Sometimes an aloof, emotionless exterior hides a sensitive, fragile interior...and sometimes it just hides an aloof, emotionless one. Operating on the assumption that Shadow was never actually m...
"Don't misunderstand me. I just wanted my dog back."
It isn't that I'm noble. I'm not. I never have been. I've been a thief.
A bastard's sire.
I've never been a law abiding citizen, a husband, a father, or anything else. I might have been in love, somewhere in all of that, but it was long enough ago that I've forgotten.
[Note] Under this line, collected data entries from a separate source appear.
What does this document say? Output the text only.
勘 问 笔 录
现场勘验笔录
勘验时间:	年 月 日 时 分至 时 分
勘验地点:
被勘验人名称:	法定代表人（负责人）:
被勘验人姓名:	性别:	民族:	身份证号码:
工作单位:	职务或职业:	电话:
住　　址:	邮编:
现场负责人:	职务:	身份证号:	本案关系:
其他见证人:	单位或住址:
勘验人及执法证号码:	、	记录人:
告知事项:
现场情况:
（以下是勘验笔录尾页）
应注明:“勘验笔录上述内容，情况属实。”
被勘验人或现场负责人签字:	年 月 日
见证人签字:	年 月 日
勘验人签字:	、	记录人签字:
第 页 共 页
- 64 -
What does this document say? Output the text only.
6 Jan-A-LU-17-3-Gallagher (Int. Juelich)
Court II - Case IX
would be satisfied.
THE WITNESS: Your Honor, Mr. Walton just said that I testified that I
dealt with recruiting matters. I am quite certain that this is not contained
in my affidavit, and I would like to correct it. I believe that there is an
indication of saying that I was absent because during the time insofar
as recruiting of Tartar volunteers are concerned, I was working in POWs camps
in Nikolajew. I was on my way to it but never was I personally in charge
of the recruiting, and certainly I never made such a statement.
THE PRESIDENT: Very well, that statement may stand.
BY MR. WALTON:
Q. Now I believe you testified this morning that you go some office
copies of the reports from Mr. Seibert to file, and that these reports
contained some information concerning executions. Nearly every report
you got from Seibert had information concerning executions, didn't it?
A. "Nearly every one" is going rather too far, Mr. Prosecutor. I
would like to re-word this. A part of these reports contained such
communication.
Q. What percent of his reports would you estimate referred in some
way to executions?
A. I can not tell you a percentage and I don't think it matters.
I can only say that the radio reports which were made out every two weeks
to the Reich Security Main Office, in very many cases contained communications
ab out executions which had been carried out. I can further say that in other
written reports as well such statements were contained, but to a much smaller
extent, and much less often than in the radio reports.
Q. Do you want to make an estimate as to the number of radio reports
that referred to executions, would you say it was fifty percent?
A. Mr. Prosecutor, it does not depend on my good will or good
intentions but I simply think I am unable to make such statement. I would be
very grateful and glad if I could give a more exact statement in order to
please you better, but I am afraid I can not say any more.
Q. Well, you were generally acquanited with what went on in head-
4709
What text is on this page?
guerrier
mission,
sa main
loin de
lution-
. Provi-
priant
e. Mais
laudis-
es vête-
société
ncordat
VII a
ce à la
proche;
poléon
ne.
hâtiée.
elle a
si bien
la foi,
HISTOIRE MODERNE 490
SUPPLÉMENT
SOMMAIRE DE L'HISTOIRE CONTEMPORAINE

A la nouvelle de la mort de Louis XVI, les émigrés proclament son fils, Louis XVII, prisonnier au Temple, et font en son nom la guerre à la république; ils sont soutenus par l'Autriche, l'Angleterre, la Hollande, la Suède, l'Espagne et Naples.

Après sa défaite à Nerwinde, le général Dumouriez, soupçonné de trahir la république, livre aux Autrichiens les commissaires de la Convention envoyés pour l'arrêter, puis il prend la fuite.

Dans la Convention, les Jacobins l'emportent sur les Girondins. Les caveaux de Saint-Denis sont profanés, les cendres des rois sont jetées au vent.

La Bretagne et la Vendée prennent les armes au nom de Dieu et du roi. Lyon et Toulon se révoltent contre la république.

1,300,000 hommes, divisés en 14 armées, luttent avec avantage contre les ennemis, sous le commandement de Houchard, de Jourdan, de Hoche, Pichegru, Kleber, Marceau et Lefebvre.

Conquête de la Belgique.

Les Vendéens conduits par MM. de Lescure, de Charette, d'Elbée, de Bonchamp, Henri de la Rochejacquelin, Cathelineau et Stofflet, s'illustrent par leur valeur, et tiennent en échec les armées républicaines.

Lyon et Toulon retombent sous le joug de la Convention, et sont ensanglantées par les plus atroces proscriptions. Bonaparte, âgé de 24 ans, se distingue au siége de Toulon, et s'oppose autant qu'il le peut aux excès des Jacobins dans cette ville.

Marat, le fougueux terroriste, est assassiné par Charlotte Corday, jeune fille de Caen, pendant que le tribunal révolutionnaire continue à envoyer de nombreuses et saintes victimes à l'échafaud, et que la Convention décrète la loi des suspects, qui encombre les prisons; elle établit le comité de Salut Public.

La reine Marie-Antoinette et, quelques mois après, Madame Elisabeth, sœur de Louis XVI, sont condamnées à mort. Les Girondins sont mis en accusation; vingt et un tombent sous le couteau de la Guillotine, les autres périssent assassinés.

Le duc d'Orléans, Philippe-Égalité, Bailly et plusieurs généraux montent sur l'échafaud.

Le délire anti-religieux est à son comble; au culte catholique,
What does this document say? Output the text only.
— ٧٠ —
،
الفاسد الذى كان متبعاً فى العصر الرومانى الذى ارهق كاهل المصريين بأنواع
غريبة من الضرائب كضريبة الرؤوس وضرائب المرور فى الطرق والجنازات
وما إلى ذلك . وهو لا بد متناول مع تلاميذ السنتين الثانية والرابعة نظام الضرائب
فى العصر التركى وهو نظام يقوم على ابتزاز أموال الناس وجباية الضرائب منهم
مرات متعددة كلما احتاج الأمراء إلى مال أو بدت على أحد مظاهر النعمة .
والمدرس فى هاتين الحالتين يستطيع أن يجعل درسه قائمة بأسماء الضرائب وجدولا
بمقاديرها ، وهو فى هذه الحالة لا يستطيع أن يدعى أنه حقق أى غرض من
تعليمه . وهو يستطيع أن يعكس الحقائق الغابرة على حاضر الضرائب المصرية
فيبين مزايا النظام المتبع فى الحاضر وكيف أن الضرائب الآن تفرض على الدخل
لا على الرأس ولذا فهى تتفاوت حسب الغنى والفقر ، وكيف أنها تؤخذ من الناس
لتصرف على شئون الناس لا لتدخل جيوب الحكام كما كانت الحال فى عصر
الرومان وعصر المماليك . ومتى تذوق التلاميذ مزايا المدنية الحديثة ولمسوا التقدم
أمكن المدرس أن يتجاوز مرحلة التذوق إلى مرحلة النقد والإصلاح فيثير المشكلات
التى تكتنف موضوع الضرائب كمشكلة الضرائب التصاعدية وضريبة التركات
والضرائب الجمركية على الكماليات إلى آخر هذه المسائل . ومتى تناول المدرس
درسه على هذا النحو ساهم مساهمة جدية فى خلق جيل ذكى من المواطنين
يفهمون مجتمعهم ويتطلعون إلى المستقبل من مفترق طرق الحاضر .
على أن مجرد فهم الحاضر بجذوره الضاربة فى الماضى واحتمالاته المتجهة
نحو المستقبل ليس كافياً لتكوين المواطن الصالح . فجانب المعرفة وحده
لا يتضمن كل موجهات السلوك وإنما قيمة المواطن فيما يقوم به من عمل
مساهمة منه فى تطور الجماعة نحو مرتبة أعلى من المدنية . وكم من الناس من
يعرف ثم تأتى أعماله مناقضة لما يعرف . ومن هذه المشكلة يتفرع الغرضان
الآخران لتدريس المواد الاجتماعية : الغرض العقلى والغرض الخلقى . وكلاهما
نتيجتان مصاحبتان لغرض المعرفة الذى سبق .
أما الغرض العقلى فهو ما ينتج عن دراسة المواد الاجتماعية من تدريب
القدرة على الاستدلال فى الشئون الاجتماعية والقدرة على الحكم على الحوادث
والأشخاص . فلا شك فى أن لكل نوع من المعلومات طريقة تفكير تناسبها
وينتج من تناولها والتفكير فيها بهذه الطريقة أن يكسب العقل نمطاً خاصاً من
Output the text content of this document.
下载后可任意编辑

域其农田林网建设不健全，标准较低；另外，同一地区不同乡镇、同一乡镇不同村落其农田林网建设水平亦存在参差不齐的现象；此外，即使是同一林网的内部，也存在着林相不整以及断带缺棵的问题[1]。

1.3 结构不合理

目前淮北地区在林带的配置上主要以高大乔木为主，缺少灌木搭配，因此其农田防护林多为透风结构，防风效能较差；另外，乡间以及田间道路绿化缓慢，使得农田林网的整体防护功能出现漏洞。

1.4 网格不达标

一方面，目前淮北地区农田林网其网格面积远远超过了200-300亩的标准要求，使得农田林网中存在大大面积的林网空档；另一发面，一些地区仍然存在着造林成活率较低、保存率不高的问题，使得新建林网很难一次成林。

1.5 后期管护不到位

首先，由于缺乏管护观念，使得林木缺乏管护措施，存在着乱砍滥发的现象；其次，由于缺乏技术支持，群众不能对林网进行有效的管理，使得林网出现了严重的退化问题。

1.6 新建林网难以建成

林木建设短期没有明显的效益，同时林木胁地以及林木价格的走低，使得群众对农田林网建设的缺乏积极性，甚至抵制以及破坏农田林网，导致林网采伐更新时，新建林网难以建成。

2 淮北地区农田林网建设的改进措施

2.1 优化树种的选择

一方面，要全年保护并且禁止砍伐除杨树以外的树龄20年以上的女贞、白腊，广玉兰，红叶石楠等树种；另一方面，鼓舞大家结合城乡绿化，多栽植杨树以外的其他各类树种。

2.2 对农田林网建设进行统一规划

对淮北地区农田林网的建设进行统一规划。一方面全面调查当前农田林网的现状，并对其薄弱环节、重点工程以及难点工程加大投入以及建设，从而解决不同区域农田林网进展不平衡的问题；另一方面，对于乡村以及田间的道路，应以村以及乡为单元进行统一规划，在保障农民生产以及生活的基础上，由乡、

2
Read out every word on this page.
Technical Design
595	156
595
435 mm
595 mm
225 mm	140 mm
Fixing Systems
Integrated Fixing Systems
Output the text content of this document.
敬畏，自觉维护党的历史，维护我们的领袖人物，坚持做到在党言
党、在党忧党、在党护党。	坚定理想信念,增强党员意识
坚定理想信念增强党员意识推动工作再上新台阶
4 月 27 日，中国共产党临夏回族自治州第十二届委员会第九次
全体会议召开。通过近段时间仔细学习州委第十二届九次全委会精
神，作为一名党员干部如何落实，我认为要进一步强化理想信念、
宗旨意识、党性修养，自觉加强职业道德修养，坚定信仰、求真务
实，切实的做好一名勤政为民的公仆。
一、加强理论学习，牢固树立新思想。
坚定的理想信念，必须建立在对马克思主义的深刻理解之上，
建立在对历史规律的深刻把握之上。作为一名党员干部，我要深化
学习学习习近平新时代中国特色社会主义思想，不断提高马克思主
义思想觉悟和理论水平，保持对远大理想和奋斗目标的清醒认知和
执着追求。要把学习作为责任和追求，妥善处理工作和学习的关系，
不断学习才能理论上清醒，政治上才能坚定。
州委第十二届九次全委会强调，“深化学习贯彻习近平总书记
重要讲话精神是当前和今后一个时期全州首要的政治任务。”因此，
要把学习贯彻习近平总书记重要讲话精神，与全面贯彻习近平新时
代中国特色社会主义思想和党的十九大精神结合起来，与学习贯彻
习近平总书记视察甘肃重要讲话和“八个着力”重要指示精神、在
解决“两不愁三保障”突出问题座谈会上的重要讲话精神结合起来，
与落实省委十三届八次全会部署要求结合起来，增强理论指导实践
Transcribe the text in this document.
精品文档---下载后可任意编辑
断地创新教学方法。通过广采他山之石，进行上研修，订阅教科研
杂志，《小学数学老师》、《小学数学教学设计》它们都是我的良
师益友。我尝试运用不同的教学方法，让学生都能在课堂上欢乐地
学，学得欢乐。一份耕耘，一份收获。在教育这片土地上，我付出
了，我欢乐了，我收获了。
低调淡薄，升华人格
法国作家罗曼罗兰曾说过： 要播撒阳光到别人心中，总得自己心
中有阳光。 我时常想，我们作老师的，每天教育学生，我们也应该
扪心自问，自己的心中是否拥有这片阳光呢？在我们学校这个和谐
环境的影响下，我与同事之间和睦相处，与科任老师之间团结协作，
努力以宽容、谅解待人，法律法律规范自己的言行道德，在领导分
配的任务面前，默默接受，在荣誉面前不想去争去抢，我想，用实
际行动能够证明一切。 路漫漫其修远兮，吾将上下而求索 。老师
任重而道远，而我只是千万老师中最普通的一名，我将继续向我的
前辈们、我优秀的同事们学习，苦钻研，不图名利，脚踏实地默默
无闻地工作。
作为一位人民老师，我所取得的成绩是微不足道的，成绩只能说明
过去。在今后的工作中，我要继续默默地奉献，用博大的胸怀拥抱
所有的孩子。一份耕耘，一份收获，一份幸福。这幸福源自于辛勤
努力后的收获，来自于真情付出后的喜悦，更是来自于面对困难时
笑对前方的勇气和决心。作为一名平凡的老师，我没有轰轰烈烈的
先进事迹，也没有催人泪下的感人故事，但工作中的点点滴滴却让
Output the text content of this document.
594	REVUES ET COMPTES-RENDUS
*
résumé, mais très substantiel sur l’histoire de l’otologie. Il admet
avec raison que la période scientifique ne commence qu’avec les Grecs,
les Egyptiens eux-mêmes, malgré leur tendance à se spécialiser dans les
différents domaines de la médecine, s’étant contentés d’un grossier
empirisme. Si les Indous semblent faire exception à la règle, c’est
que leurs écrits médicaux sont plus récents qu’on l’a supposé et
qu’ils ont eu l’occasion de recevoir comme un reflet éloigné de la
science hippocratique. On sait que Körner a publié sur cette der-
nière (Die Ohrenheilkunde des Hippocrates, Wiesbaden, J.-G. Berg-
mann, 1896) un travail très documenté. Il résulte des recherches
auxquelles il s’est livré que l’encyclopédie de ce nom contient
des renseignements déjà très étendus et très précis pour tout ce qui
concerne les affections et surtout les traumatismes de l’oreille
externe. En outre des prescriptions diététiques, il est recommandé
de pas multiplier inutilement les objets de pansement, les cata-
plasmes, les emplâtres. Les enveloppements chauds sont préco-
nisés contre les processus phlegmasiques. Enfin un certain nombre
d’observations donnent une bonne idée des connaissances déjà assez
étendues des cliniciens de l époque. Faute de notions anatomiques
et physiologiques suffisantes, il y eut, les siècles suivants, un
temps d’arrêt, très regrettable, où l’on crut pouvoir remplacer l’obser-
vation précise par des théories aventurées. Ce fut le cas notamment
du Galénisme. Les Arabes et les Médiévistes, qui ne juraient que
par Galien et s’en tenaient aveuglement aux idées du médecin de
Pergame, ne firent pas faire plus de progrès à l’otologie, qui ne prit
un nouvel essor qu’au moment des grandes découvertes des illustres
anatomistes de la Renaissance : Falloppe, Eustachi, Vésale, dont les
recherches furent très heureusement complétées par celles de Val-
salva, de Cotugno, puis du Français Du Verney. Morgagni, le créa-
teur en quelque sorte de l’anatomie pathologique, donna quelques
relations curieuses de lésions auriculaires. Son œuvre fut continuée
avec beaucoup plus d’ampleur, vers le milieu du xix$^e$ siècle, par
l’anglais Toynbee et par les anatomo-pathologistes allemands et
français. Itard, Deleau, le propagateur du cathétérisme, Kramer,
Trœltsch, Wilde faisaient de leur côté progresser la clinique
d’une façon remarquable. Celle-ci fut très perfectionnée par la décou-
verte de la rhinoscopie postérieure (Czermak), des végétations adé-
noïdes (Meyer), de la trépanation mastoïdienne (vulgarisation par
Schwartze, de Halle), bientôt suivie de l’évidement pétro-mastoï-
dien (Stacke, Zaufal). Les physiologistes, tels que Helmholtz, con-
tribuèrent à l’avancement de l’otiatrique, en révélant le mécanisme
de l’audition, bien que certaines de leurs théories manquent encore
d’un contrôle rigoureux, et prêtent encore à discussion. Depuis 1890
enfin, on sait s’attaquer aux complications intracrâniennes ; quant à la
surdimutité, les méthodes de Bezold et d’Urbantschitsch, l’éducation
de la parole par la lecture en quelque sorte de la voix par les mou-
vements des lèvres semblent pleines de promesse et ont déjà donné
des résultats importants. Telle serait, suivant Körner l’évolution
It's certainly not because of her. It's not because her laugh reminds me of her mother or because she has her mother's sun-gold hair. It's not even because her language, coarse for any age, let alone hers, reminds me of a partner she never met and has no blood ties to.
It's not because to leave her would have been to end the "good life" I wished on her. All lives end, eventually. Even mine. This would be as good a time as any for her to die, now before she learns what it is to love someone, to lose someone, before she can strangle her emotions, become more like I am.
I've never been a father.
I never will be.
I just want to keep the only partner I've ever had who won't ask anything of me, you know?
Give me part of yourself.
The dog only wants food and water and the occasional scratch behind the ears. Beyond that he doesn't care and he'll follow me anywhere, just because I'm me and he's fine with that.
That's all. It's not complicated, so don't try to confuse things.